This isn't about competing with "innovation." It's about better distribution
channels for the free stuff that has always existed.

To be clear, there's absolutely nothing wrong with putting photos up on the
web and allowing for their free reuse. But, yes, it is the collective use of
free/cheap photographs that are good enough for their target purpose (and
sometimes as good as anything a pro would have created) that are cutting into
the professional photography business.

------
cooper12
I don't think professional photographers are in danger yet. The guy was only
able to succeed because of several factors: access to elections is open to
everyone (he probably doesn't even need to be close if using the right lens),
it isn't too difficult to take a picture of someone speaking at a podium, and
if the subject is putting any energy into speaking the photo will come out
looking decent. Professional photographers on the other hand have to deal with
open environments with varying lighting and subjects which requires a lot more
skill.

I think what he's doing is great. A creative commons is an absolute necessity
in today's age. Imagine a blogger had to pay for each image they used; they
wouldn't even be able to illustrate their subjects. Freely licensed content is
also the lifeblood of Wikipedia, which doesn't allow images of living people
under fair use. For things which can't accept amateur quality, professional
work will always be available. It certainly says something about the
profession if Trump's campaign is willing to choose amateur photographs over
theirs: they're not selling themselves hard enough or networks are not worth
as much as they used to be in today's digital age.

------
mwsherman
Here Comes Everybody.

------
MCRed
Calling Ron Paul a "tea party" candidate is accurate only if you recognize the
Tea Party as a grassroots libertarian movement that, among other things,
supported gay rights. Calling him a "libertarian" candidate would have been
more appropriate.

While the TEA PARTY was a libertarian movement (That supported gay rights) the
term was not trademarked and was quickly hijacked by propagandists on the left
and the right to try and pretend like it was a neocon movement.

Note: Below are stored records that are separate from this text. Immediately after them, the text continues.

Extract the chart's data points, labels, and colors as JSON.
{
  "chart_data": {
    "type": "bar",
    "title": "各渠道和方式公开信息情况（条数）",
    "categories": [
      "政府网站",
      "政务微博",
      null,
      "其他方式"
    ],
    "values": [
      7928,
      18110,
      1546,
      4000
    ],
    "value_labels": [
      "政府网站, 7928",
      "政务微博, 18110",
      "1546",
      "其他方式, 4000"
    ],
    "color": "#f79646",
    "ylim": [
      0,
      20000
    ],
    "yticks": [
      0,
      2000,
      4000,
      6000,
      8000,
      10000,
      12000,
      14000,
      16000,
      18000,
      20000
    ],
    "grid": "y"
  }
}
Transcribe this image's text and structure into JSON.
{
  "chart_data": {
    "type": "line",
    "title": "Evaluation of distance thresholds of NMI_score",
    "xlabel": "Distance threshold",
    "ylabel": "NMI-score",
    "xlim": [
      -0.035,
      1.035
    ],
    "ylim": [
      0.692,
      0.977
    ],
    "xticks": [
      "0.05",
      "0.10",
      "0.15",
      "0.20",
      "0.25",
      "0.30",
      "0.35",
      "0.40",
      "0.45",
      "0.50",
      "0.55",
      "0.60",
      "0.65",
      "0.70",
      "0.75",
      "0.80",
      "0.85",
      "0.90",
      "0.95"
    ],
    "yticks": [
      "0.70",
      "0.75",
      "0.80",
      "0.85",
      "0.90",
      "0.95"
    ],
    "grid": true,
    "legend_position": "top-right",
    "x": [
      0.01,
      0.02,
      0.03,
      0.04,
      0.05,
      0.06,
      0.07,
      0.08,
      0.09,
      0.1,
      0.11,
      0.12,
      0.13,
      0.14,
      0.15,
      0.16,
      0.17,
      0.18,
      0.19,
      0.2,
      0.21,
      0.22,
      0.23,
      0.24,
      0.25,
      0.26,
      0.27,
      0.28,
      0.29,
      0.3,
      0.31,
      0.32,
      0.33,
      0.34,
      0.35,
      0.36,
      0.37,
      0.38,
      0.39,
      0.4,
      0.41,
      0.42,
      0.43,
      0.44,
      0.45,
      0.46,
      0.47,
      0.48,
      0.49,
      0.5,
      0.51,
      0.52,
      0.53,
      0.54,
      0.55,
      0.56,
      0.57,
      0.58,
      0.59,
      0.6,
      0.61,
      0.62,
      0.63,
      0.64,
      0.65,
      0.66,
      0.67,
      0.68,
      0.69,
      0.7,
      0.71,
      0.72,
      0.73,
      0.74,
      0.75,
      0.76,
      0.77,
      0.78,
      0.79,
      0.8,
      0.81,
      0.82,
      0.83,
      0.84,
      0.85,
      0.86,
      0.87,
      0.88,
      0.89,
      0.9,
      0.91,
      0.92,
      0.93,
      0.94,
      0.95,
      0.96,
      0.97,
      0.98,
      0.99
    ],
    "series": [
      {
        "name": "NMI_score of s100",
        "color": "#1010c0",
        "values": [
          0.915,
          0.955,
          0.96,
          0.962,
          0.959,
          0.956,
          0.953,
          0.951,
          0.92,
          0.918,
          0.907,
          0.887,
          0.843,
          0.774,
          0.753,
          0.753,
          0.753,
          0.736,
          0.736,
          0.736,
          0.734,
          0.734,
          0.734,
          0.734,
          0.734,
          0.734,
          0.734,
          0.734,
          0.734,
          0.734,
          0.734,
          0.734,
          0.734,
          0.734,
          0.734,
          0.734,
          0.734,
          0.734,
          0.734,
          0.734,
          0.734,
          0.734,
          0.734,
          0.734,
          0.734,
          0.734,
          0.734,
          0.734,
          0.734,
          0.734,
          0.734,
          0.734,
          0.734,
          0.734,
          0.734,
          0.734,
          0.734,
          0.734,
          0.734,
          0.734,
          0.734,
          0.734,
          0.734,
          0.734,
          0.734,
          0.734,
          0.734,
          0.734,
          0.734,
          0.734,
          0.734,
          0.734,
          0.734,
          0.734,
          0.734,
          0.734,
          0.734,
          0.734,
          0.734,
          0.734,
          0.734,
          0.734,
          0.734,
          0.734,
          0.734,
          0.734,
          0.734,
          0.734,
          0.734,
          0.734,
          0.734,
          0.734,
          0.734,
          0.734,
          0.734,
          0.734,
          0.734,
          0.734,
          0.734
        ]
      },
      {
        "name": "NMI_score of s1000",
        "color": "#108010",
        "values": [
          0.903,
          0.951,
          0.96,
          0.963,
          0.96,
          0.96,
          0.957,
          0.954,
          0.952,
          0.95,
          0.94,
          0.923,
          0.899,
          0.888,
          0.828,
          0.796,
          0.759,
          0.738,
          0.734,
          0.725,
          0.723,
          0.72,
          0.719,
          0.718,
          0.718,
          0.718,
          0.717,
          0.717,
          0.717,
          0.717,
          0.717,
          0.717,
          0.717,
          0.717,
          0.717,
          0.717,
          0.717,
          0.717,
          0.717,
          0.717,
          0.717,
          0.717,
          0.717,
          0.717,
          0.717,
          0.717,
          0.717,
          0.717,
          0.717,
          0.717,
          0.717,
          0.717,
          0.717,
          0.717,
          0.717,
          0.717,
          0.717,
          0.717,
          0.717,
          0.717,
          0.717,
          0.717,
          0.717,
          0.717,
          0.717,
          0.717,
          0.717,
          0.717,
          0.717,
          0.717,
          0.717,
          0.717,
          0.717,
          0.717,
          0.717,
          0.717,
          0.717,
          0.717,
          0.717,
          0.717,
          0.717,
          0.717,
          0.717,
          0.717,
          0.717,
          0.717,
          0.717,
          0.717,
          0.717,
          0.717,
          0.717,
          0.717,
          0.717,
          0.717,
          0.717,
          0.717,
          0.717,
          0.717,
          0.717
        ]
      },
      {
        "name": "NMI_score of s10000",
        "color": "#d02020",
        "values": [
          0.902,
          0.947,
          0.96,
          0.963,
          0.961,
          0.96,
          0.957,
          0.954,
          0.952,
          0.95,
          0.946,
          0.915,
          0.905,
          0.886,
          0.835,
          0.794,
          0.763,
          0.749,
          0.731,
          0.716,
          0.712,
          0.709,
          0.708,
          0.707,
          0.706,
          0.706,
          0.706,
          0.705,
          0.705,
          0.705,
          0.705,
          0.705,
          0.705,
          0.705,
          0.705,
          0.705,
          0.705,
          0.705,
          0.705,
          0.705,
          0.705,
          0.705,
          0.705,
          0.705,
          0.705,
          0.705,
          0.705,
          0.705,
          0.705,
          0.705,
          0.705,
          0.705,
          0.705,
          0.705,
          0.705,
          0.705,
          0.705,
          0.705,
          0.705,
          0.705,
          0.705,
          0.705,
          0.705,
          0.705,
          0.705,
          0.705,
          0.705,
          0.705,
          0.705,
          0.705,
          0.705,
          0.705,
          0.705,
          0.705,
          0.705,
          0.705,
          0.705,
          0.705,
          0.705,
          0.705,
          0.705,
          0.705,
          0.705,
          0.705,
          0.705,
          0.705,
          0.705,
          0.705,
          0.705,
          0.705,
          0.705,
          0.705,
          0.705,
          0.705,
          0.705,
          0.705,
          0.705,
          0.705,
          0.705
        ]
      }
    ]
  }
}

This shows the wisdom of Linus Torvalds and Satoshi Nakamoto trademarking
Linux and Bitcoin respectively.

Alas, having read this blog, I feel it is pretty well spun to support a vary
specific political bias and I'm not surprised they made this statement--
probably attempting to portray Ron Paul as a neocon deliberately.

I know they are YC alumni and thus I risk being banned for daring to criticize
them. But at some point you gotta get out of your filter bubble and realize
there's a real world out there.